Individuals who have provided written consent on the consent form.

Exclusion criteria

Subjects with severe cerebrovascular disease (e.g., stroke, cerebral hemorrhage), heart disease (e.g., angina, myocardial infarction, heart failure, arrhythmia requiring treatment), or malignant tumors within the last 6 months. (However, subjects with a history of these diseases who are clinically stable may participate at the investigator's discretion.)
Uncontrolled hypertensive patients (blood pressure ≥160/100mmHg, measured after 10 minutes of rest).
Diabetic patients with poor blood glucose control (fasting glucose ≥160mg/dL).
Subjects undergoing treatment for hypothyroidism or hyperthyroidism.
Subjects with creatinine levels ≥ 2 times the upper limit of the research institution's normal range.
Subjects with aspartate transaminase or alanine transaminase levels ≥ 3 times the upper limit of the research institution's normal range.
Subjects experiencing severe gastrointestinal symptoms such as heartburn or indigestion (lactose intolerance).
Subjects who have taken weight-altering drugs (absorption inhibitors, appetite suppressants, obesity-related supplements, psychiatric drugs, beta-blockers, diuretics, contraceptives, steroids, or female hormones) within the last month.
Subjects who have participated in commercial weight loss programs within the last 3 months.

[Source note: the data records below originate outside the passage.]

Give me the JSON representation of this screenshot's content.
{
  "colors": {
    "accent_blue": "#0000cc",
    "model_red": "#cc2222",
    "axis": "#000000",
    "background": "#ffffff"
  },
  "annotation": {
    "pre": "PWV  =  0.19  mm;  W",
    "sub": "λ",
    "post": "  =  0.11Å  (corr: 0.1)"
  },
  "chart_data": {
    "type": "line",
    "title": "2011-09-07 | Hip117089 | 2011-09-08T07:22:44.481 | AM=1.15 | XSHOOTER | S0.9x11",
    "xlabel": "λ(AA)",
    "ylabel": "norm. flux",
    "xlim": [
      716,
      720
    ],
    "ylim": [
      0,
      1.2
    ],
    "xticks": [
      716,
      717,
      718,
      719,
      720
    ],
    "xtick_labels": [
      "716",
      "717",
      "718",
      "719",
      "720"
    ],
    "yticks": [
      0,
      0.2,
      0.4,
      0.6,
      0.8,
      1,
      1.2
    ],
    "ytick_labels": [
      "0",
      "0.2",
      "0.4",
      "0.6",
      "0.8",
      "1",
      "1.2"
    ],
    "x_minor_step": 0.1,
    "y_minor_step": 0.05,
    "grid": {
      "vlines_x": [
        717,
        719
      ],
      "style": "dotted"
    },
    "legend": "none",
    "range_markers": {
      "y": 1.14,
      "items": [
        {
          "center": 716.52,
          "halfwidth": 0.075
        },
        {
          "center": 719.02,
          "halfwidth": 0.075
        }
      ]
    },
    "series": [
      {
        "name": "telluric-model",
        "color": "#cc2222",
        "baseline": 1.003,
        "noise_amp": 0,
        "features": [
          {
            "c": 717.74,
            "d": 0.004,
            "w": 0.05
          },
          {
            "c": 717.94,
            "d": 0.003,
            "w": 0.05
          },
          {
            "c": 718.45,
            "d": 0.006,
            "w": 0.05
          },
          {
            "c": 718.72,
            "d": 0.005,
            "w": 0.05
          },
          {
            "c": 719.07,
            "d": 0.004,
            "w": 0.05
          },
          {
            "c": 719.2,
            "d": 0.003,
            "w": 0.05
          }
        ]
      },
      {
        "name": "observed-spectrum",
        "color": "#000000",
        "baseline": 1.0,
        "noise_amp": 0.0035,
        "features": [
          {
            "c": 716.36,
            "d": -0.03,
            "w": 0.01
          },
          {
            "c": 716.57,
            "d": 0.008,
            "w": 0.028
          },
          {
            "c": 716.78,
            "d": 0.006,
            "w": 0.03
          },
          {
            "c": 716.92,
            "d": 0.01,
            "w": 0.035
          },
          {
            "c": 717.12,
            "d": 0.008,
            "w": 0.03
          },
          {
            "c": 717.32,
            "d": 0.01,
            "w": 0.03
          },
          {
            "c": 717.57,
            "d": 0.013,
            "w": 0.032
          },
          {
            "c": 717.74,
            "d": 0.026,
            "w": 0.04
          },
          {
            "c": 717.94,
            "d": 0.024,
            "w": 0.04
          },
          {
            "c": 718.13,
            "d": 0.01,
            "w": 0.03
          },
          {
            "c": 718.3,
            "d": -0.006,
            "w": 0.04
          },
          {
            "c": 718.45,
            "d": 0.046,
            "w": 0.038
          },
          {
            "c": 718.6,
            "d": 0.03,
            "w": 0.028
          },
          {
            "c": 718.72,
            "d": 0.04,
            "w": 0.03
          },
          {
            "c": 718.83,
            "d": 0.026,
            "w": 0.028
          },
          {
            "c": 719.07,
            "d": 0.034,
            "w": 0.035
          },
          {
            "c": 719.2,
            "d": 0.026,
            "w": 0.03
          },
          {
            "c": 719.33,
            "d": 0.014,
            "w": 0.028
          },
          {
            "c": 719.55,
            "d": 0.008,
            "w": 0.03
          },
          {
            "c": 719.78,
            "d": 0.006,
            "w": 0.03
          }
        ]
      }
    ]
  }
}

Subjects who have participated in or plan to participate in another clinical trial within the last month.
Alcohol abusers.
Subjects who quit smoking within the last 3 months.
Pregnant or breastfeeding women or those planning pregnancy during the trial period.
Subjects with allergies to any components of the study foods.
Subjects deemed inappropriate for the study by the investigator for other reasons.